In the Turkish town of Yayladagi near the Syrian border and home to one of the refugee camps that houses the rapidly escalating number of traumatised men, women and children who have come over the winter mountains, there are endless accounts of children targeted by snipers, hospitals used as torture chambers, funeral mourners and doctors shot.
Such things are not just recent traits of the Assad dictatorial dynasty. In the village of Guvecci yesterday as I spoke with rebel fighters, a middle-aged man, clearly deranged, passed by on the street.
"He was a prisoner in Assad's jails for 12 years and tortured, one of the rebels told me by way of explanation for the man's erratic behaviour. "They used electricity on him."
Determined as the regime is to stop the world from knowing what is happening inside Syria, the evidence of gross human rights abuses is mounting and it's not only Syrians who have been the eyewitnesses.
A few days ago a security officer who works for one of the world's largest and most reputable news agencies recounted how he had discovered the bodies of civilians summarily executed around villages and towns in the north of Syria. He told, too, of how men carrying the coffin of another man who the regime claimed had been an opposition activist were shot themselves for burying him.
He and his reporting team were also deliberately targeted by shell and machine-gun fire.

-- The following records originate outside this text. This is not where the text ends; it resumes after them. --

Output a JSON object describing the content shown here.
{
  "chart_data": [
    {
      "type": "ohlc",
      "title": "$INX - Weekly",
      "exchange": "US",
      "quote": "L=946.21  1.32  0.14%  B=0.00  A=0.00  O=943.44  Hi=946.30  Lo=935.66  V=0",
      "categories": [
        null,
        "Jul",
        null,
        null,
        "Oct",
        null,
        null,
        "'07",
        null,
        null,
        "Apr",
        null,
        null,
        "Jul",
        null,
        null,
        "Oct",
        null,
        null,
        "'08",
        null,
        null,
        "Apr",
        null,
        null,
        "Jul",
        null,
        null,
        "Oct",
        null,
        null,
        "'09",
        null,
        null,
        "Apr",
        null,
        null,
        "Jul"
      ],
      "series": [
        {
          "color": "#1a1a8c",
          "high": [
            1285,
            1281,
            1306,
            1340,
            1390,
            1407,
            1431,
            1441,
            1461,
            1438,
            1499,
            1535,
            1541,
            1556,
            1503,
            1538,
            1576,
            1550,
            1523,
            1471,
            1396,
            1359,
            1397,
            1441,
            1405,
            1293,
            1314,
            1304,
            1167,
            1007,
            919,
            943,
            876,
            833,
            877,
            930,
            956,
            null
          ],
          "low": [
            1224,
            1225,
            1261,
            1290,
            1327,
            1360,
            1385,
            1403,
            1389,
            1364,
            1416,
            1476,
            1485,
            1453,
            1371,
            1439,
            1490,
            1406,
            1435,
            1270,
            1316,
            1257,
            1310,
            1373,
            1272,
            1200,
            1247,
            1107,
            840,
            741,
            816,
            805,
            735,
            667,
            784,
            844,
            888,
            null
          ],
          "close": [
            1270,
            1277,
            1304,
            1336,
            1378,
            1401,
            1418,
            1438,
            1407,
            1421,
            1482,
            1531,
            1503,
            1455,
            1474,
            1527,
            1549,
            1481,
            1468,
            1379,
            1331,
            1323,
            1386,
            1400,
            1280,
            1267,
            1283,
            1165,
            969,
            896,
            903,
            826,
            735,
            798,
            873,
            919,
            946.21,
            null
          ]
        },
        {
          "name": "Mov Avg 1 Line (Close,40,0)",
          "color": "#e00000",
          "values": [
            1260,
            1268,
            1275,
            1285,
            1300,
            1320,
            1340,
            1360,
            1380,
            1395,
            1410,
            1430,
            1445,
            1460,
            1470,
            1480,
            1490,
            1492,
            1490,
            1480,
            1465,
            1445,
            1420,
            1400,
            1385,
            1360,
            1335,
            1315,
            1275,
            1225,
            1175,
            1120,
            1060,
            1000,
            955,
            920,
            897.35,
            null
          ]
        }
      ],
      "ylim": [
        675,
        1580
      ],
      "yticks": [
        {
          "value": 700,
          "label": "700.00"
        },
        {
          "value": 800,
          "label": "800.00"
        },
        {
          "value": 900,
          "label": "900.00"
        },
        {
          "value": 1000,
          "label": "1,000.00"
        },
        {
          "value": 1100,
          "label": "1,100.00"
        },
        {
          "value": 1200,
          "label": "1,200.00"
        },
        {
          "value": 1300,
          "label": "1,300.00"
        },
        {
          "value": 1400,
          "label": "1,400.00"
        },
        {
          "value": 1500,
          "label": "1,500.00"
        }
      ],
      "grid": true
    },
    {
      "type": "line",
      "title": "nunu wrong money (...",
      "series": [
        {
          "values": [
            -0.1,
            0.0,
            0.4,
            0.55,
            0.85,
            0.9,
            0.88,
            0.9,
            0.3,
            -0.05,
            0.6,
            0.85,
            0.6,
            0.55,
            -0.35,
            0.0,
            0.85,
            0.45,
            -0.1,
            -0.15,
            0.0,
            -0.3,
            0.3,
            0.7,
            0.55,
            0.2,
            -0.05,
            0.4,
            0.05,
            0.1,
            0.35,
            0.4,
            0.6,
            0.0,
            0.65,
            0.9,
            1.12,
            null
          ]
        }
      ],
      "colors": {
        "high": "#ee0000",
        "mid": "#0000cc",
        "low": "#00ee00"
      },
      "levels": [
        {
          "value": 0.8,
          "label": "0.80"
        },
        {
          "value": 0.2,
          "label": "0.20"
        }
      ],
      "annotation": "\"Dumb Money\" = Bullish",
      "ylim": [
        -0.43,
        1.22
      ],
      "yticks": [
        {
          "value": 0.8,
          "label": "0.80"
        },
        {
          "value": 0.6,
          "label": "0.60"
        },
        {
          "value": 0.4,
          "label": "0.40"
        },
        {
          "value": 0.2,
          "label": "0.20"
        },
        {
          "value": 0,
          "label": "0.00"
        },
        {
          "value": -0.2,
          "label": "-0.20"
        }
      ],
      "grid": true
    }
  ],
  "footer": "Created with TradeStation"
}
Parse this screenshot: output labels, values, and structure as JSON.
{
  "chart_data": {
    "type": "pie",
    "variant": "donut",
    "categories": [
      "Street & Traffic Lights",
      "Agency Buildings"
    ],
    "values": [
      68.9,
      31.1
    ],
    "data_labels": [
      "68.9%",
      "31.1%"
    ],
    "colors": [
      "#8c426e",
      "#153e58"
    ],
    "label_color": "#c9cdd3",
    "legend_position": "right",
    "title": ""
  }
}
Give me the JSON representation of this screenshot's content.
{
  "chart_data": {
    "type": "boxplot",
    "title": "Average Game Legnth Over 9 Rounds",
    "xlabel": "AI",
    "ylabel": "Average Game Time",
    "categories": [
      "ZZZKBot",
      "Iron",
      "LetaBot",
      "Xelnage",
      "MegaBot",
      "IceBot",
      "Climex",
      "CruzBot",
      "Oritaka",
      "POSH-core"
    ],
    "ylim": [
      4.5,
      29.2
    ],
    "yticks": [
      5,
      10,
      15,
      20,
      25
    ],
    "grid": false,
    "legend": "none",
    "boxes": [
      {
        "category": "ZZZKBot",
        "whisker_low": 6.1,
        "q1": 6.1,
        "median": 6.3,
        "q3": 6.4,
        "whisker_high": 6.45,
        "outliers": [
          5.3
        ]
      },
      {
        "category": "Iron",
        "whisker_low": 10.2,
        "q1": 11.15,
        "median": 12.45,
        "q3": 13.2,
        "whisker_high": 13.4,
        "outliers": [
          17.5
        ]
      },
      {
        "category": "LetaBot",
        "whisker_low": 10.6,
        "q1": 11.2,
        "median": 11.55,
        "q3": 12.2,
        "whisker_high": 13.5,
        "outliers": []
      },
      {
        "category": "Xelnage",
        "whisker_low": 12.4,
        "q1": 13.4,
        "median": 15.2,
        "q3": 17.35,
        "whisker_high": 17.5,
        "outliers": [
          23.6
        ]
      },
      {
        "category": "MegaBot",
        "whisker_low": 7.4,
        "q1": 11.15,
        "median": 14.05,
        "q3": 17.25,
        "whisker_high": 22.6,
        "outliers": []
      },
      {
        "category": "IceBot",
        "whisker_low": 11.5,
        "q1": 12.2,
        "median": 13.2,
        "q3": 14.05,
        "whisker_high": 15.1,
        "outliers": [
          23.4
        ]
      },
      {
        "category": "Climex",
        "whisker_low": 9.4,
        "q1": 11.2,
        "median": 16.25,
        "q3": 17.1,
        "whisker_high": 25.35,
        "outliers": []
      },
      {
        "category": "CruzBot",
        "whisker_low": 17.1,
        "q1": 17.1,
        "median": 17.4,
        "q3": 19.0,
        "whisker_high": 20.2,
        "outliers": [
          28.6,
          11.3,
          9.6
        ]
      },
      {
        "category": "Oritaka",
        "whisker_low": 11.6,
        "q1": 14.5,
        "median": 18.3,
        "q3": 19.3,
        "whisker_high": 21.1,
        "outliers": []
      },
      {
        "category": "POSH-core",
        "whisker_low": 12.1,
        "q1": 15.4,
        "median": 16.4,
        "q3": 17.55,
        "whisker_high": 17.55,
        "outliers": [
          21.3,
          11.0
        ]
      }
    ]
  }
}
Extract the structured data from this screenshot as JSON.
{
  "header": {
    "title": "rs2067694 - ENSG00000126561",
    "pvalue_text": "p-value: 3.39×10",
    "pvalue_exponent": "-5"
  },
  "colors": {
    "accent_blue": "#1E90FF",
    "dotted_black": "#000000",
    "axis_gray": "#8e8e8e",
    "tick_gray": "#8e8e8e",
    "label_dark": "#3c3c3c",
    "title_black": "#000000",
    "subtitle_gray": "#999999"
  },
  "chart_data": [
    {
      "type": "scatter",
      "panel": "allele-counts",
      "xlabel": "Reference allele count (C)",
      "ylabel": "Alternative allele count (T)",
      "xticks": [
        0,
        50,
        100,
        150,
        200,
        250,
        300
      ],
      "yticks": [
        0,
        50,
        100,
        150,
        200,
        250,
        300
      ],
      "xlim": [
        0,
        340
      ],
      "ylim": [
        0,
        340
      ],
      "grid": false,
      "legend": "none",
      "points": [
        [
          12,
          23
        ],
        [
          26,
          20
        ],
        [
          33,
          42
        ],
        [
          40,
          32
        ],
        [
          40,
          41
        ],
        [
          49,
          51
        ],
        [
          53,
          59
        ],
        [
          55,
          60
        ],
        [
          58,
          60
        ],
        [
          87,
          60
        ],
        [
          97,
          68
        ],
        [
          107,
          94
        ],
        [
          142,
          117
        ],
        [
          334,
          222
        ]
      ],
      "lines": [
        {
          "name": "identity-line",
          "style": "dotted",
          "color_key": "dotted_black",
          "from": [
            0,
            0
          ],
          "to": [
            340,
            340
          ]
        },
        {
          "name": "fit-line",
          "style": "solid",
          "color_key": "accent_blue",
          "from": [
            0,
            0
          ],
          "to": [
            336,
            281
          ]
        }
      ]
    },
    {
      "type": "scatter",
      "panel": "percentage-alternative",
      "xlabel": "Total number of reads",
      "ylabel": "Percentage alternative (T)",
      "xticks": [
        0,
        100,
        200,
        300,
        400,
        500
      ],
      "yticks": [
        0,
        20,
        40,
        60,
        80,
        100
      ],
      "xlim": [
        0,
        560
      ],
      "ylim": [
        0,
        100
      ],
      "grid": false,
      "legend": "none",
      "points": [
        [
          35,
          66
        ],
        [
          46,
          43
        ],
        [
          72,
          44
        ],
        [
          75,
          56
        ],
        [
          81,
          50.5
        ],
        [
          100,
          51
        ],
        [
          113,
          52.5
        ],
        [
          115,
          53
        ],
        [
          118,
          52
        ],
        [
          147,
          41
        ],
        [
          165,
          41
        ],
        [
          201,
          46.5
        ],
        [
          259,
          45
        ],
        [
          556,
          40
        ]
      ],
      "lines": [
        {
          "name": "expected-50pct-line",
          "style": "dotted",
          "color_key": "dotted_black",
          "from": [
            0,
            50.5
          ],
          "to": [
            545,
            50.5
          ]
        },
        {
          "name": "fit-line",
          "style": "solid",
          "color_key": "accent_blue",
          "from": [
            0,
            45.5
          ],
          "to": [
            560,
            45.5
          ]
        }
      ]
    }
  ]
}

After five years as a serving solder and covering conflicts around the world, what he saw inside Idlib Province over the last 10 days would "stay with him to the grave".
"In the years to come the world will look back and wonder why we let this happen," he said.
According to the United Nations, more than 7500 people have now died in Syria. To say that this is a conservative estimate would be an understatement. As the regime continues to finish "cleansing" Homs, it is now turning its attention to the north of the country and especially Idlib.
Speaking the other day, a Syrian government spokesman said their troops had "broken the back" of the uprising and that the rebel withdrawal from places like Homs and Idlib heralded impending victory over what he called a Western-backed insurgency.
If only the West were that involved, is the response of most Syrians, both rebel and civilian alike. In the hills along the Turkey-Syria border yesterday, the rebels I met had certainly been in retreat. The task they face in bringing down Assad with the meagre weapons and resources they have is daunting, if not impossible. For now, they are bloodied but not bowed and will fight on for the freedom so many in Syria hope for. As one rebel fighter told me yesterday: "For this cause we have no problem dying."